Spend some time on an elementary school playground and you will likely hear some intense negotiations happening. Whether it’s for lunch trades or picking dodgeball teams, young children are intent on striking a balance between what they give and what they receive. It doesn’t take them long to recognize a perceived inequity and most of them will do something to correct it if the slight is to their disadvantage.

It’s a mindset that we often carry with us well pass our days on the playground. “You need to get what’s yours” and “don’t let anyone walk all over you” are common refrains. However, the Christian is called to have a different stance. “Turn the other cheek” and “if someone forces you to go with them one mile go with them two” are to be part of our parlance (See Mt. 5:38-42). Keeping accounts balanced looks much different for us – for the greatest inequity has already been wiped clean; the depth of our debt towards Christ has been settled. We therefore have no need to keep score with others; the one who knows and appreciates true forgiveness of our eternal errors, sees no reason to keep a balance with anyone else.

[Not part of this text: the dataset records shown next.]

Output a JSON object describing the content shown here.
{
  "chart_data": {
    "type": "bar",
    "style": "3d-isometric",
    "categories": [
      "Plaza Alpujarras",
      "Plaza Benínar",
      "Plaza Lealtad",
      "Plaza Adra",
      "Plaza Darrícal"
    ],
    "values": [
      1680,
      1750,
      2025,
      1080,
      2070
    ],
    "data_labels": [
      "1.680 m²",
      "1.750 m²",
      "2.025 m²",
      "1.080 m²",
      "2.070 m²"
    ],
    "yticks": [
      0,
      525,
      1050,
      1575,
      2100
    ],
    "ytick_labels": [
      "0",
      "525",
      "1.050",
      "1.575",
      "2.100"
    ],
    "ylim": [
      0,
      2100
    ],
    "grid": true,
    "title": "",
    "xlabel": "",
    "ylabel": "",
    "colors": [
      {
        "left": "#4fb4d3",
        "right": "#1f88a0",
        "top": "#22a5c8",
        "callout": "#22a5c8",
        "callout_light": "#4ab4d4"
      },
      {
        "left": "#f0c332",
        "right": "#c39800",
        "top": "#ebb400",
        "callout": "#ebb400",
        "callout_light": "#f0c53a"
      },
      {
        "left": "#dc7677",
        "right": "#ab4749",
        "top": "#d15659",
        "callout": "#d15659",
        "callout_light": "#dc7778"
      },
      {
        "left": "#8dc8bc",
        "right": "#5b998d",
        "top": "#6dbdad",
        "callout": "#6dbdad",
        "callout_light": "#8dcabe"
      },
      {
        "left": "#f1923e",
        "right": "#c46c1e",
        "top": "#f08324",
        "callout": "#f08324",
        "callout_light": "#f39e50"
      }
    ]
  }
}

This is why Scripture reminds us that we are to forgive others in the same manner that Christ forgave us (Col. 3:13; Eph. 4:32). A child of God knows that not only has their greatest debt been erased, but that God has adopted us into His own family. He didn’t just forgive us; He made us His own.

So we are to forgive the debt of others towards us. For there is no greater debt than the one of which we have already been forgiven.